Небо – глубоко-синее, почти черное. Ощущается достигнутая совершенная гармония. Сознание экстатически расширено, и уже нет определенной границы между мною и внешним бытием. Так обычно бывает на большой высоте: от воздуха или от чего другого тут появляется экстатическое выхождение за пределы себя, приобщение к Великому Разуму и потому – овладение вселенской полнотою. Пронизывает струящаяся здесь неземная радость. Все мелкое, тревожное, суетливое осталось бесконечно далеко, оно уже не твое, а какой-то выметенный сор. Тут уже нет беспокойной памяти о завтрашнем дне, и все тамошние низинные недоразумения вполне исчезли за своим ничтожеством. Отложено всякое земное попечение, и внутрь тебя льется широкой струей синий эфир. Умереть и жить в этот момент одинаково благостно. Начинается ощущение легкости всего существа: тело утратило вес. Это ощущение можно сравнить разве только с полетом в сновидении, когда воля непосредственно движет телом. Не знаю, что показали бы весы, если бы в таком экстазе произвести взвешивание; никем не было произведено такого опыта, но я допускаю мысль и о подлинной левитации, об уменьшении веса, учитываемом и приемами физики; во всяком случае, такой исход опыта, если бы он кому понадобился, не показался бы мне удивительным.

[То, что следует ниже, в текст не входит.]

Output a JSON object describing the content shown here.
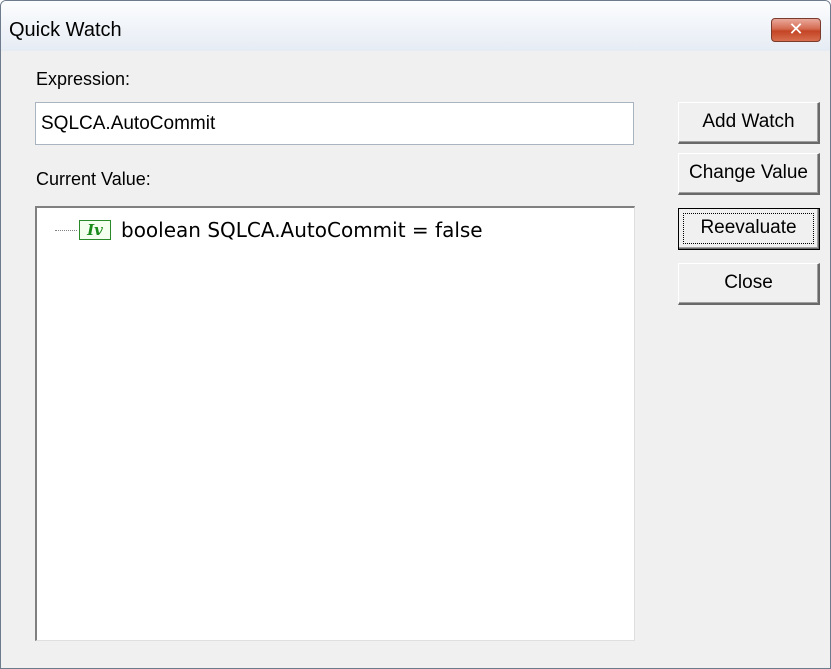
{
  "window": {
    "title": "Quick Watch",
    "close_icon": "close-icon"
  },
  "expression": {
    "label": "Expression:",
    "value": "SQLCA.AutoCommit"
  },
  "current_value": {
    "label": "Current Value:",
    "items": [
      {
        "icon": "instance-variable-icon",
        "icon_text": "Iv",
        "text": "boolean SQLCA.AutoCommit = false"
      }
    ]
  },
  "buttons": {
    "add_watch": "Add Watch",
    "change_value": "Change Value",
    "reevaluate": "Reevaluate",
    "close": "Close"
  }
}
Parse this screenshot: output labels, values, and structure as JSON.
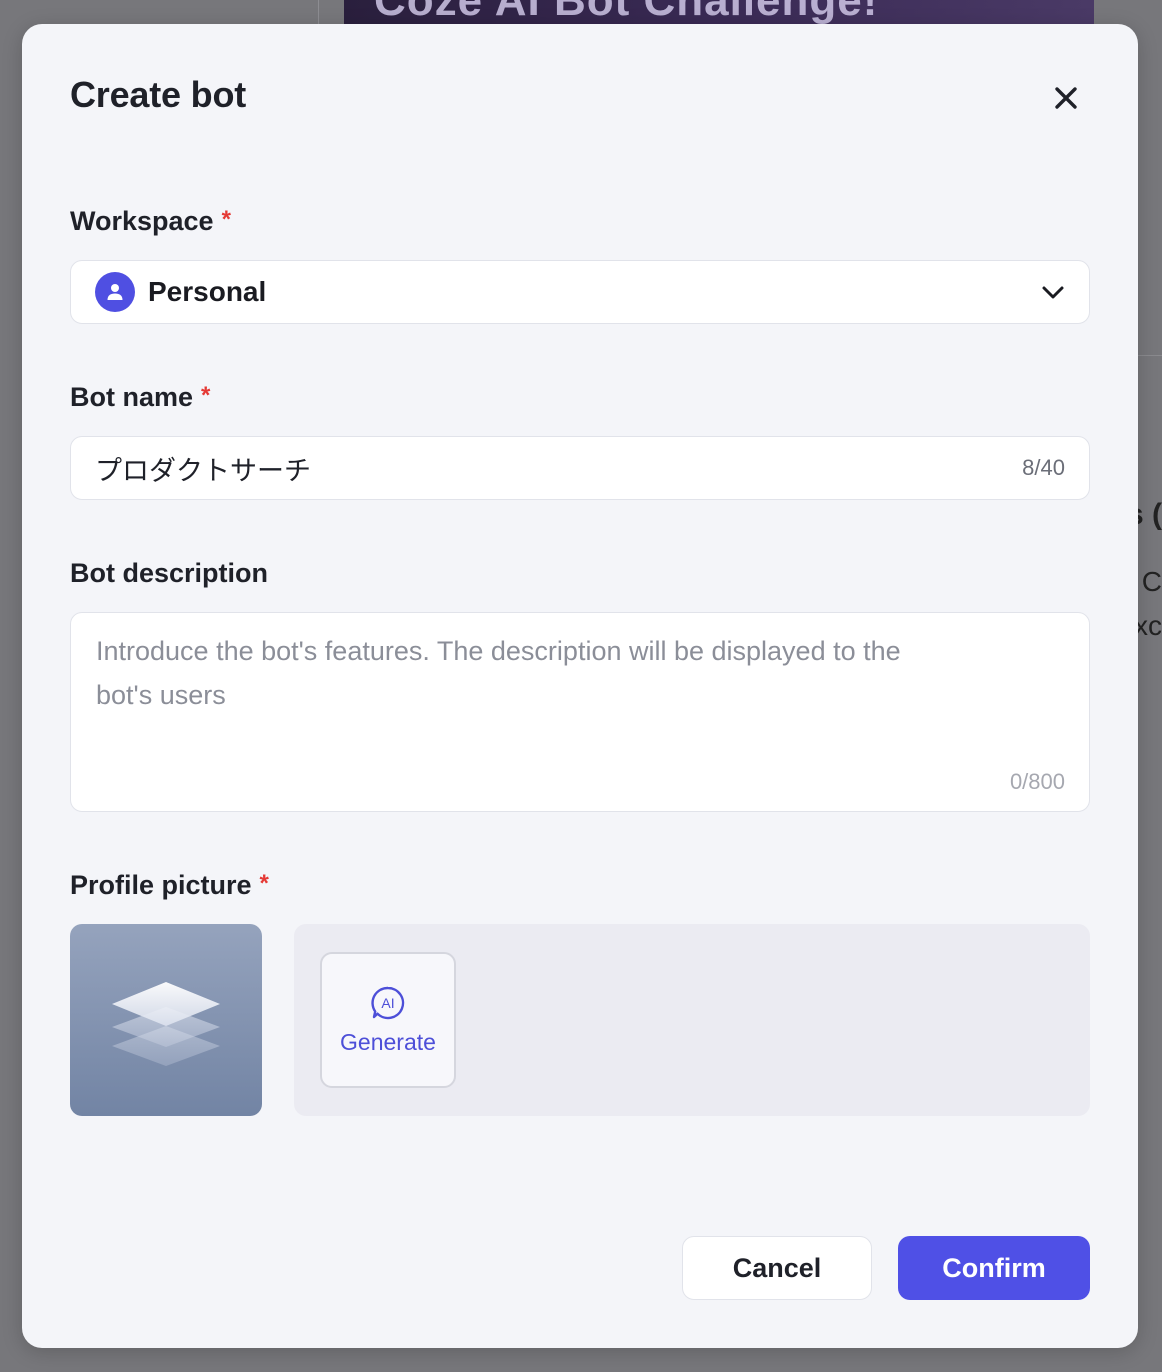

Тут, на горах, возникает астральное выхождение из себя, но не болезненное и не соответствующее условиям окружающей среды, как внизу, а законное и полнорадостное. Тут, несмотря на усталость, не ходишь, а летаешь, делаешь шаги, немыслимые там, внизу, словно уносимый каким-то потоком, предупредительно возникающим сообразно твоим намерениям. Тут над крутизною, между прочим, делаешь прыжок, о котором и подумать страшно внизу, даже когда некуда падать. Тут после утомительного всхода не хочешь присесть и на минуту, а носишься почти без определенной цели по скалам. Так я спустился несколько по противоположному склону Утини в нагорное плато Сванетии и осмотрел небольшое озерцо. Вода его чиста, но оно очень мелко: окружено обломками, глыбами и скалами песчаников.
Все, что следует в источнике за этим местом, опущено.